5) Also, it is very effective to show, in the dependencies slide, the planned vs. the actual date of fulfillment of the dependencies. It is a fair, objective reporting of how the project is going. This way the customer can see where he performed well and where he was late. I use also to add some comments to the dependencies explaining what is the effect on the plan if they are missed.

6) I present delays as much as possible in a objective way during the steering group meetings, explaining where they are coming from - sometimes they are caused by my team, sometimes by the customer. Showing that in some cases you were late makes your report sound objective - a report where only the customer is on the wrong side might be questioned as biased.

7) As other colleagues suggested, we should always expect some delays to happen (risks!), you should always have some contingency to absorb some days of delays.
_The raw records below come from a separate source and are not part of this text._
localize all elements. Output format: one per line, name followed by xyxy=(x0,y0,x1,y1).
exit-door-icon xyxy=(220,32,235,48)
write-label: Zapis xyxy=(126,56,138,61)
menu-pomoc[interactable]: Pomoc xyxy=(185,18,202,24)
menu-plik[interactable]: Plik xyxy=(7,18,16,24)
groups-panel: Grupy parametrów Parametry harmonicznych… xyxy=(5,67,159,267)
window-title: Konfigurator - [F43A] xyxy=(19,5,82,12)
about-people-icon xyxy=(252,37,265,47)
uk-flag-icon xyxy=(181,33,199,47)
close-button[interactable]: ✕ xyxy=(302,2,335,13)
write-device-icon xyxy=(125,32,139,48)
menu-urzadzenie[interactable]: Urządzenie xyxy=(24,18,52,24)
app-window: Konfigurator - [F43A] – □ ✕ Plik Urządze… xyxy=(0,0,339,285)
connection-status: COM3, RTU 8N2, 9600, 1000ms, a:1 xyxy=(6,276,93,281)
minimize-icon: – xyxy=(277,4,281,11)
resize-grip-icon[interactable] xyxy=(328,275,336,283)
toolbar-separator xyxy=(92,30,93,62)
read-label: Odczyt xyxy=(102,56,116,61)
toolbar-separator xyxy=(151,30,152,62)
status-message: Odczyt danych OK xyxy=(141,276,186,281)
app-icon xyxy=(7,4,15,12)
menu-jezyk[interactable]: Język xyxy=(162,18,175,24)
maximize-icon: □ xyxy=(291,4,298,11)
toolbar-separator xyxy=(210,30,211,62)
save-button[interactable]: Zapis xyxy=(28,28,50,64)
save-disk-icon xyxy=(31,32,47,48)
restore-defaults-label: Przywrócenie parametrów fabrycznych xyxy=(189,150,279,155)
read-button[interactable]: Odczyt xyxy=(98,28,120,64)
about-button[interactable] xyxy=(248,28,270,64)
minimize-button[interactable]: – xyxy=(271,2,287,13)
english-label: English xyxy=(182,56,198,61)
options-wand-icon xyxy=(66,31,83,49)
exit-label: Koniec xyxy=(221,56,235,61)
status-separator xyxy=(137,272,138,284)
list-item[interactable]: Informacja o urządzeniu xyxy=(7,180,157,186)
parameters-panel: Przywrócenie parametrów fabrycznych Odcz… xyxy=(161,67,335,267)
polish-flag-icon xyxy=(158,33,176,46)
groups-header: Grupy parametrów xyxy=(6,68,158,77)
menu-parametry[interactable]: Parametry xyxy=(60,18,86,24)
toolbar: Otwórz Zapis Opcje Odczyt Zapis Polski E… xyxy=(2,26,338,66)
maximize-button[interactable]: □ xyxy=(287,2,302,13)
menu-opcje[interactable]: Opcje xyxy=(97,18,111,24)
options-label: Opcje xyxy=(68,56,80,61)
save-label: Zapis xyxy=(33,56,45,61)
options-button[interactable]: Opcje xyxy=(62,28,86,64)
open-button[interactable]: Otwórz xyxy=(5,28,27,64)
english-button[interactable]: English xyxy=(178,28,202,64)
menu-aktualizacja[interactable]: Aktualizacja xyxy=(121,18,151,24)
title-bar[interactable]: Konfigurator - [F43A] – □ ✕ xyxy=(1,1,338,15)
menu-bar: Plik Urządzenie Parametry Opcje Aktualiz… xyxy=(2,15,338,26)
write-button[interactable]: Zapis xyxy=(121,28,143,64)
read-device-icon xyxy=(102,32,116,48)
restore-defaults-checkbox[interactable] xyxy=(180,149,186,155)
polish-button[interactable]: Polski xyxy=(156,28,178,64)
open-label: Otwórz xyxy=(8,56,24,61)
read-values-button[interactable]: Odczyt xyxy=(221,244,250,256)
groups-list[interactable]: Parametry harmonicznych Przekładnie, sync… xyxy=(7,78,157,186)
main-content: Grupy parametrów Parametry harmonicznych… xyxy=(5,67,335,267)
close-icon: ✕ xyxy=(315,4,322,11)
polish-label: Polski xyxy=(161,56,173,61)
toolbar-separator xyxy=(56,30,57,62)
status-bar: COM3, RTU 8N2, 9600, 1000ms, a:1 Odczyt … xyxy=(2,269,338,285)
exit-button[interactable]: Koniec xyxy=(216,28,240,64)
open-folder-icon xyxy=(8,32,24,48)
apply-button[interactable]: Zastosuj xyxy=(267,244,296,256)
Plan for the worst, hope for the best.
If this is a fixed price project, you don't need to tell the customer how much money you have set aside for contingency.
Having buffers avoids also that a single day of delay has to be notified and justified to the steering group, and a change to the plan presented and approved.

8) if the customer constantly misses their deadlines, then this has to be reported and discussed as an issue with your counterpart and with the steering group, in a constructive manner. No finger pointing, but just making everybody aware that all the delays are piling up and putting the final deadline at stake.
Engaging the customer in such discussion makes the customer feel part of the solution, so they will normally be eager to cooperate. In the end, if they have internal problems (e.g. resources overallocated), they only can resolve the problem and help you to keep the project on track.